Stewart knows poverty-ridden New Britain needs the goodwill of state government to maintain the massive flow of economic aid. During her administration, the city received state grants for Costco and a downtown revitalization project, and this month she is looking to land funding for an artistic redesign of the visually unappealing Route 72 overpass.
“I know where my bread is buttered,” Stewart says, adding that New Britain has a unique opportunity to rebuild itself — with state help.
“The city is ripe for development right now. The old police station will be down by March, we’ll have developers for that property at the table by early spring. That project is a catalyst, it will make the future of downtown. The Beehive Bridge needs to be done now, too.”
Stewart reaped a benefit of bipartisan good will soon after the Rock Cats stunned her with their surprise announcement that they’d leave New Britain for Hartford.
Stewart and her staff were scrambling to line up another professional baseball team for New Britain Stadium when then-Mayor Bill Finch of Bridgeport, a Democrat, suggested the Atlantic League. His city hosts the Atlantic’s Bluefish franchise, and Finch was instrumental in connecting Stewart with league founder Frank Boulton. This fall, signing the Atlantic’s new Bees team to a contract in New Britain was one of Stewart’s best moments in office, she says.
“Bill Finch is a standup guy,” she says. “There are hard-right people who don’t like me because I’m too liberal, but I don’t care for that. It’s not if someone is too liberal or too conservative, it’s if their heart is in the right place.”
Still, Stewart isn’t afraid to challenge the other party when she sees fit. Her op-ed in The Courant last month warning about the risk of state budget cuts hurting cities drew Sen. Terry Gerratana, D-New Britain, to write a rebuttal accusing Stewart of “political posturing.”
Stewart hasn’t backed down, saying the state government hasn’t made the structural spending changes necessary to get finances in order.
“When I came in in my first term, we were $30 million in the hole. We admitted we had a problem, we did what we had to do, now we have a surplus.
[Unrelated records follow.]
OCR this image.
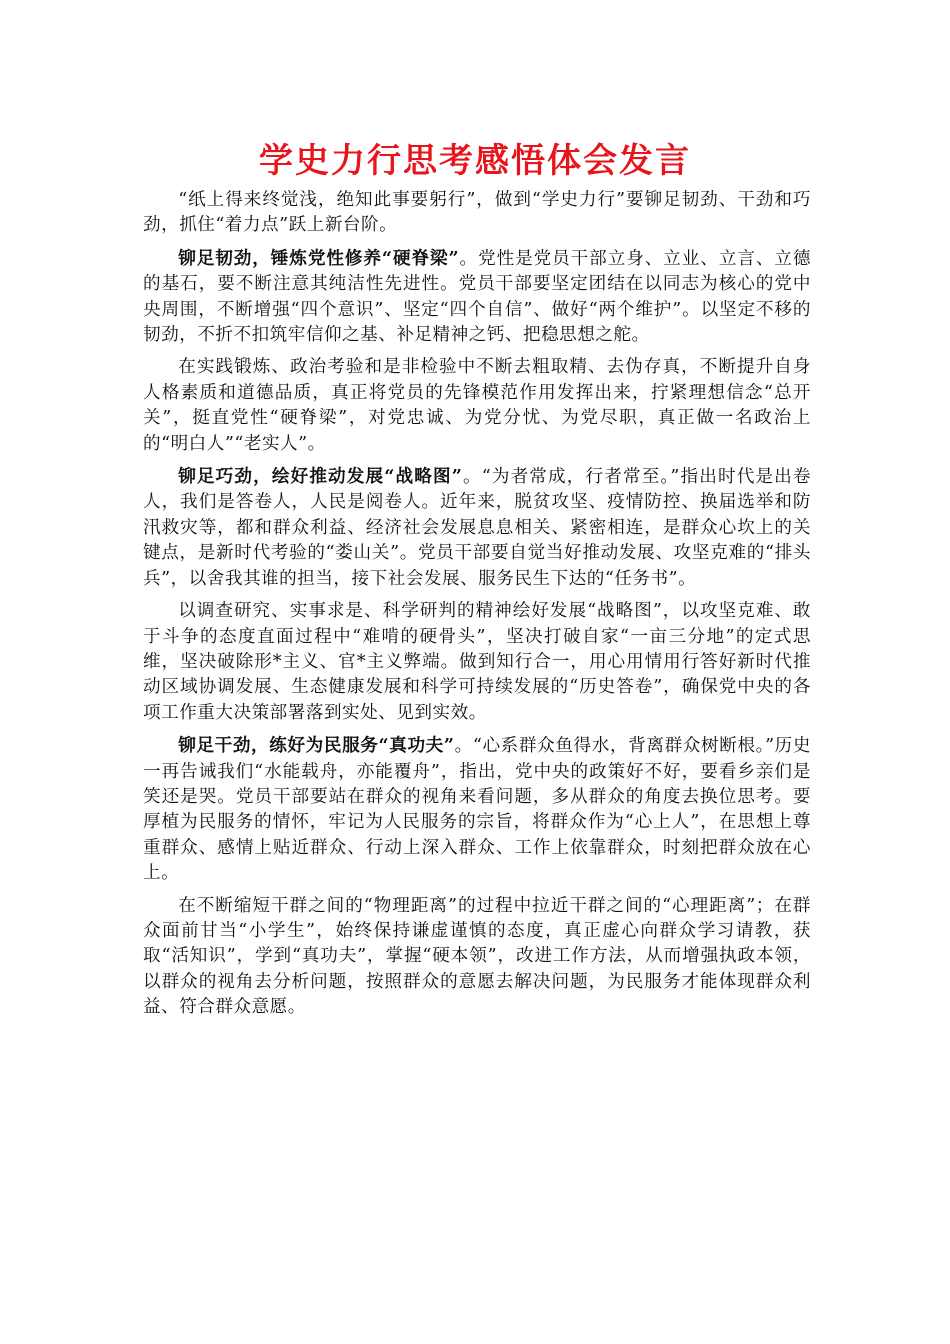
学史力行思考感悟体会发言

“纸上得来终觉浅，绝知此事要躬行”，做到“学史力行”要铆足韧劲、干劲和巧劲，抓住“着力点”跃上新台阶。

铆足韧劲，锤炼党性修养“硬脊梁”。党性是党员干部立身、立业、立言、立德的基石，要不断注意其纯洁性先进性。党员干部要坚定团结在以同志为核心的党中央周围，不断增强“四个意识”、坚定“四个自信”、做好“两个维护”。以坚定不移的韧劲，不折不扣筑牢信仰之基、补足精神之钙、把稳思想之舵。

在实践锻炼、政治考验和是非检验中不断去粗取精、去伪存真，不断提升自身人格素质和道德品质，真正将党员的先锋模范作用发挥出来，拧紧理想信念“总开关”，挺直党性“硬脊梁”，对党忠诚、为党分忧、为党尽职，真正做一名政治上的“明白人”“老实人”。

铆足巧劲，绘好推动发展“战略图”。“为者常成，行者常至。”指出时代是出卷人，我们是答卷人，人民是阅卷人。近年来，脱贫攻坚、疫情防控、换届选举和防汛救灾等，都和群众利益、经济社会发展息息相关、紧密相连，是群众心坎上的关键点，是新时代考验的“娄山关”。党员干部要自觉当好推动发展、攻坚克难的“排头兵”，以舍我其谁的担当，接下社会发展、服务民生下达的“任务书”。

以调查研究、实事求是、科学研判的精神绘好发展“战略图”，以攻坚克难、敢于斗争的态度直面过程中“难啃的硬骨头”，坚决打破自家“一亩三分地”的定式思维，坚决破除形*主义、官*主义弊端。做到知行合一，用心用情用行答好新时代推动区域协调发展、生态健康发展和科学可持续发展的“历史答卷”，确保党中央的各项工作重大决策部署落到实处、见到实效。

铆足干劲，练好为民服务“真功夫”。“心系群众鱼得水，背离群众树断根。”历史一再告诫我们“水能载舟，亦能覆舟”，指出，党中央的政策好不好，要看乡亲们是笑还是哭。党员干部要站在群众的视角来看问题，多从群众的角度去换位思考。要厚植为民服务的情怀，牢记为人民服务的宗旨，将群众作为“心上人”，在思想上尊重群众、感情上贴近群众、行动上深入群众、工作上依靠群众，时刻把群众放在心上。

在不断缩短干群之间的“物理距离”的过程中拉近干群之间的“心理距离”；在群众面前甘当“小学生”，始终保持谦虚谨慎的态度，真正虚心向群众学习请教，获取“活知识”，学到“真功夫”，掌握“硬本领”，改进工作方法，从而增强执政本领，以群众的视角去分析问题，按照群众的意愿去解决问题，为民服务才能体现群众利益、符合群众意愿。
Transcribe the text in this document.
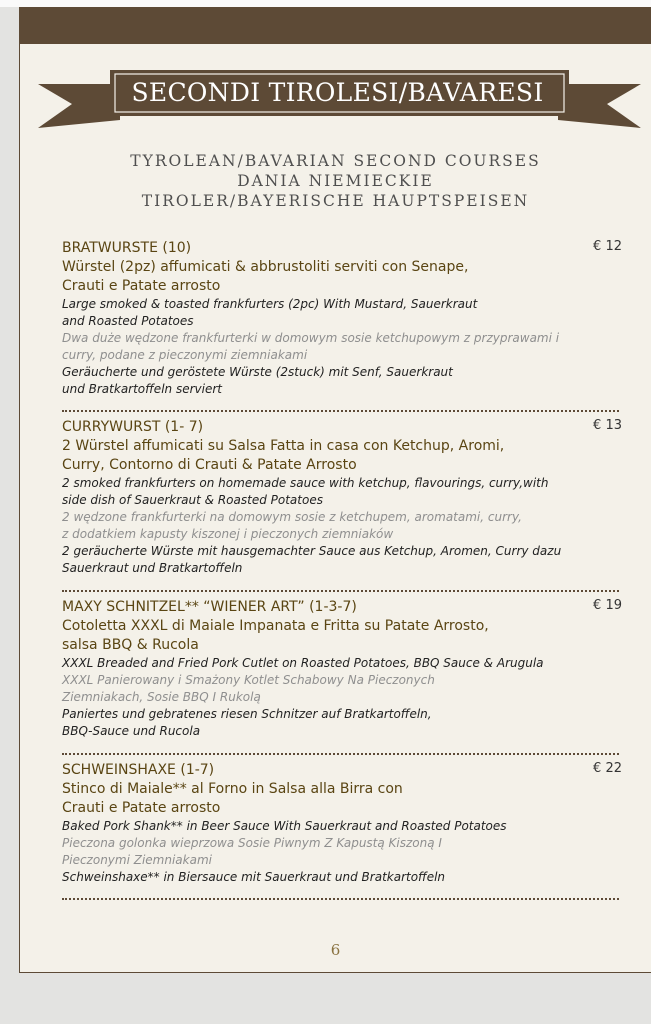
SECONDI TIROLESI/BAVARESI
TYROLEAN/BAVARIAN SECOND COURSES
DANIA NIEMIECKIE
TIROLER/BAYERISCHE HAUPTSPEISEN
BRATWURSTE (10)	€ 12
Würstel (2pz) affumicati & abbrustoliti serviti con Senape,
Crauti e Patate arrosto
Large smoked & toasted frankfurters (2pc) With Mustard, Sauerkraut
and Roasted Potatoes
Dwa duże wędzone frankfurterki w domowym sosie ketchupowym z przyprawami i
curry, podane z pieczonymi ziemniakami
Geräucherte und geröstete Würste (2stuck) mit Senf, Sauerkraut
und Bratkartoffeln serviert
CURRYWURST (1- 7)	€ 13
2 Würstel affumicati su Salsa Fatta in casa con Ketchup, Aromi,
Curry, Contorno di Crauti & Patate Arrosto
2 smoked frankfurters on homemade sauce with ketchup, flavourings, curry,with
side dish of Sauerkraut & Roasted Potatoes
2 wędzone frankfurterki na domowym sosie z ketchupem, aromatami, curry,
z dodatkiem kapusty kiszonej i pieczonych ziemniaków
2 geräucherte Würste mit hausgemachter Sauce aus Ketchup, Aromen, Curry dazu
Sauerkraut und Bratkartoffeln
MAXY SCHNITZEL** “WIENER ART” (1-3-7)	€ 19
Cotoletta XXXL di Maiale Impanata e Fritta su Patate Arrosto,
salsa BBQ & Rucola
XXXL Breaded and Fried Pork Cutlet on Roasted Potatoes, BBQ Sauce & Arugula
XXXL Panierowany i Smażony Kotlet Schabowy Na Pieczonych
Ziemniakach, Sosie BBQ I Rukolą
Paniertes und gebratenes riesen Schnitzer auf Bratkartoffeln,
BBQ-Sauce und Rucola
SCHWEINSHAXE (1-7)	€ 22
Stinco di Maiale** al Forno in Salsa alla Birra con
Crauti e Patate arrosto
Baked Pork Shank** in Beer Sauce With Sauerkraut and Roasted Potatoes
Pieczona golonka wieprzowa Sosie Piwnym Z Kapustą Kiszoną I
Pieczonymi Ziemniakami
Schweinshaxe** in Biersauce mit Sauerkraut und Bratkartoffeln
6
Are we out of the woods? No – our bonded debt is outrageous. But are we in a good place? Yes,” she says.
“What I’m saying is the state has a problem – fix it,” she says.
DeFronzo is taking a wait-and-see approach to her work on the city budget, saying much of the debt restructuring she did merely pushed costs off into the future. He said that’s part of why he thinks it would be premature for her to seek higher office now.
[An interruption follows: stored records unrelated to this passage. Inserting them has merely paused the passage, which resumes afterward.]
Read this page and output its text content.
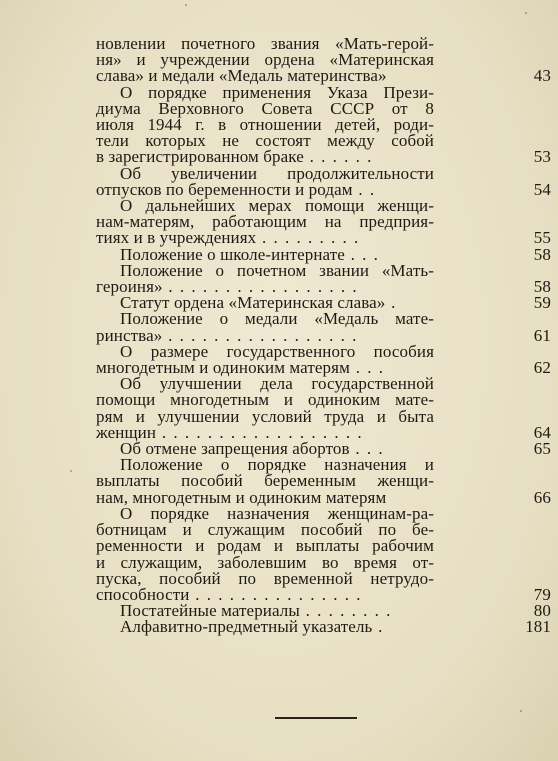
новлении почетного звания «Мать-герой-
ня» и учреждении ордена «Материнская
слава» и медали «Медаль материнства»	43
О порядке применения Указа Прези-
диума Верховного Совета СССР от 8
июля 1944 г. в отношении детей, роди-
тели которых не состоят между собой
в зарегистрированном браке . . . . . .	53
Об увеличении продолжительности
отпусков по беременности и родам . .	54
О дальнейших мерах помощи женщи-
нам-матерям, работающим на предприя-
тиях и в учреждениях . . . . . . . . .	55
Положение о школе-интернате . . .	58
Положение о почетном звании «Мать-
героиня» . . . . . . . . . . . . . . . . .	58
Статут ордена «Материнская слава» .	59
Положение о медали «Медаль мате-
ринства» . . . . . . . . . . . . . . . . .	61
О размере государственного пособия
многодетным и одиноким матерям . . .	62
Об улучшении дела государственной
помощи многодетным и одиноким мате-
рям и улучшении условий труда и быта
женщин . . . . . . . . . . . . . . . . . .	64
Об отмене запрещения абортов . . .	65
Положение о порядке назначения и
выплаты пособий беременным женщи-
нам, многодетным и одиноким матерям	66
О порядке назначения женщинам-ра-
ботницам и служащим пособий по бе-
ременности и родам и выплаты рабочим
и служащим, заболевшим во время от-
пуска, пособий по временной нетрудо-
способности . . . . . . . . . . . . . . .	79
Постатейные материалы . . . . . . . .	80
Алфавитно-предметный указатель .	181
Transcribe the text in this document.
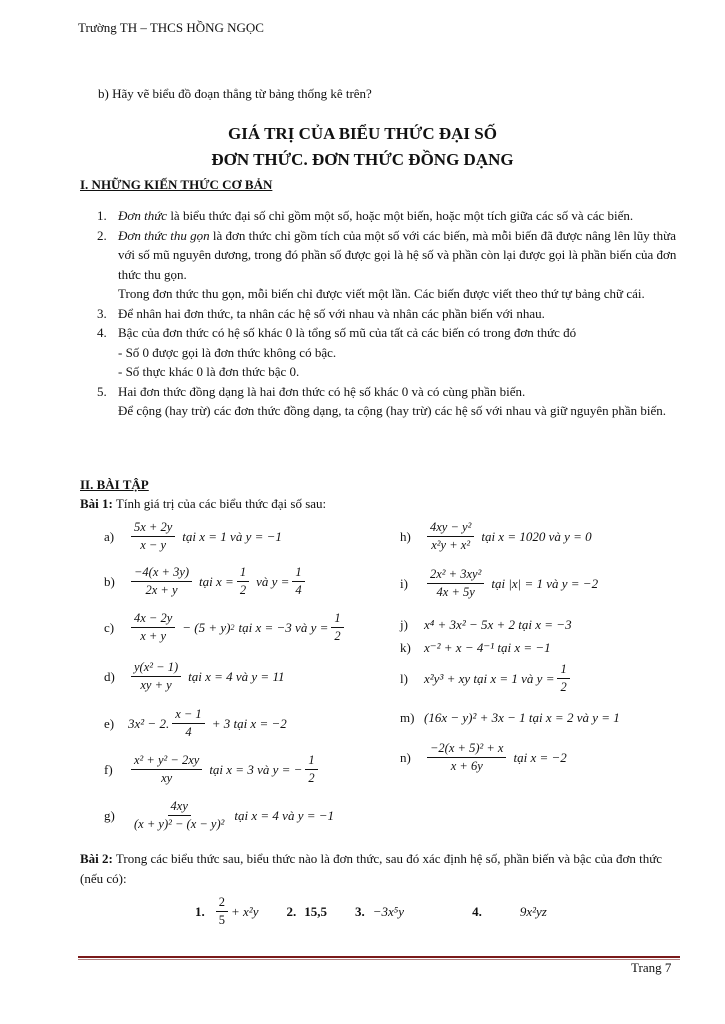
Trường TH – THCS HỒNG NGỌC
b) Hãy vẽ biểu đồ đoạn thẳng từ bảng thống kê trên?
GIÁ TRỊ CỦA BIỂU THỨC ĐẠI SỐ
ĐƠN THỨC. ĐƠN THỨC ĐỒNG DẠNG
I. NHỮNG KIẾN THỨC CƠ BẢN
1. Đơn thức là biểu thức đại số chỉ gồm một số, hoặc một biến, hoặc một tích giữa các số và các biến.
2. Đơn thức thu gọn là đơn thức chỉ gồm tích của một số với các biến, mà mỗi biến đã được nâng lên lũy thừa với số mũ nguyên dương, trong đó phần số được gọi là hệ số và phần còn lại được gọi là phần biến của đơn thức thu gọn.

Trong đơn thức thu gọn, mỗi biến chỉ được viết một lần. Các biến được viết theo thứ tự bảng chữ cái.

3. Để nhân hai đơn thức, ta nhân các hệ số với nhau và nhân các phần biến với nhau.
4. Bậc của đơn thức có hệ số khác 0 là tổng số mũ của tất cả các biến có trong đơn thức đó

- Số 0 được gọi là đơn thức không có bậc.

- Số thực khác 0 là đơn thức bậc 0.

5. Hai đơn thức đồng dạng là hai đơn thức có hệ số khác 0 và có cùng phần biến.

Để cộng (hay trừ) các đơn thức đồng dạng, ta cộng (hay trừ) các hệ số với nhau và giữ nguyên phần biến.

II. BÀI TẬP
Bài 1: Tính giá trị của các biểu thức đại số sau:
a)	$\frac{5x + 2y}{x - y}$ tại x = 1 và y = −1
b)	$\frac{-4(x + 3y)}{2x + y}$ tại $x = \frac{1}{2}$ và $y = \frac{1}{4}$
c)	$\frac{4x - 2y}{x + y} - (5 + y)$ 2 tại x = −3 và $y = \frac{1}{2}$
d)	$\frac{\text{y(x² − 1)}}{xy + y}$ tại x = 4 và y = 11
e)	3x² − 2. $\frac{x - 1}{4} + 3$ tại x = −2
f)	$\frac{\text{x² + y² − 2xy}}{xy}$ tại x = 3 và y = − $\frac{1}{2}$
g)	$\frac{4xy}{\text{(x + y)² − (x − y)²}}$ tại x = 4 và y = −1
h)	$\frac{\text{4xy − y²}}{\text{x²y + x²}}$ tại x = 1020 và y = 0
i)	$\frac{\text{2x² + 3xy²}}{4x + 5y}$ tại |x| = 1 và y = −2
j)	x⁴ + 3x² − 5x + 2 tại x = −3
k)	x⁻² + x − 4⁻¹ tại x = −1
l)	x²y³ + xy tại x = 1 và $y = \frac{1}{2}$
m) (16x − y)² + 3x − 1 tại x = 2 và y = 1
n)	$\frac{\text{−2(x + 5)² + x}}{x + 6y}$ tại x = −2
Bài 2: Trong các biểu thức sau, biểu thức nào là đơn thức, sau đó xác định hệ số, phần biến và bậc của đơn thức (nếu có):
1. $\frac{2}{5} + x^2y$ 2. 15,5 3. −3x⁵y	4.	9x²yz
Trang 7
“It’s a little early — this is a mayor who has had one term so far. She needs time to build a resume. There is this term and another before the governor’s race or the congressional race in 2018,” he said.
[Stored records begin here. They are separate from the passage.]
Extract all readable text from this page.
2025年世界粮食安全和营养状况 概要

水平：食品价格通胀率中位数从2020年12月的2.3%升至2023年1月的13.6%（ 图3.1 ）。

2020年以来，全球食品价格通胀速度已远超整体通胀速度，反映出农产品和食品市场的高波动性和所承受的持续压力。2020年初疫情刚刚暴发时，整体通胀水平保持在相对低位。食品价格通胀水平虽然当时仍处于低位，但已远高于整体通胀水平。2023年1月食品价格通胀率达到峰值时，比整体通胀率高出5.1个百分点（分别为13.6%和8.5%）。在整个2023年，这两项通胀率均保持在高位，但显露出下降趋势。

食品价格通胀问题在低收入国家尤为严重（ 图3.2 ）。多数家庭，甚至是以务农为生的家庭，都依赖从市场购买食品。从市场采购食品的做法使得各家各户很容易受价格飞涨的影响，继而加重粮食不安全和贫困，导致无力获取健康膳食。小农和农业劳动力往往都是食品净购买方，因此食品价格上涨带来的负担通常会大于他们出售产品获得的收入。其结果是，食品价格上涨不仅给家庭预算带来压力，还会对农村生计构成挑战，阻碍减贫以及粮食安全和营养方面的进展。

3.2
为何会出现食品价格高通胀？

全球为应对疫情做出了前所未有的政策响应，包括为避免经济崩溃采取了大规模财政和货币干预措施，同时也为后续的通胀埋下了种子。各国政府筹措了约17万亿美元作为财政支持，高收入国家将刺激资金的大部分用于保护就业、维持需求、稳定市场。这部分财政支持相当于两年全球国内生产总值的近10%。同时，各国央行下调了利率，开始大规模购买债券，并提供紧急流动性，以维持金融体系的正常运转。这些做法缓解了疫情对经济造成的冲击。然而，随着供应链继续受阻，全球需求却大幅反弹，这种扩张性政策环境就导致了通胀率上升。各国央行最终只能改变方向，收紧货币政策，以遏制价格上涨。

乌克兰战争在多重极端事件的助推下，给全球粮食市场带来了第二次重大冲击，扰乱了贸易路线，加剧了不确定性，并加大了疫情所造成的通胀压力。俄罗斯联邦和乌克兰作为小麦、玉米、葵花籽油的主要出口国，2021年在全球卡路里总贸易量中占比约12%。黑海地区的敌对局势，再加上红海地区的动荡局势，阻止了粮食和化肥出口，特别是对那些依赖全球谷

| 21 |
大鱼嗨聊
Veteran politician Rep. Whit Betts, R-Bristol, sees Stewart’s future as strong.
“She has enormous interpersonal and communications skills, she has some very special leadership abilities, she works well with both parties and I think she has better fiscal instincts than many people realize,” Betts says. “She has a lot of people very excited about her potential later in her career.
“But this is a process. If people push her too fast, that does a disservice to everyone. Success can be a difficult thing to manage,” Betts says. “My question to her would be, ‘What do you like to do?” not what would I like her to do. The more you go up the ladder, the more complicated it gets. You want to be seasoned and well-prepared.”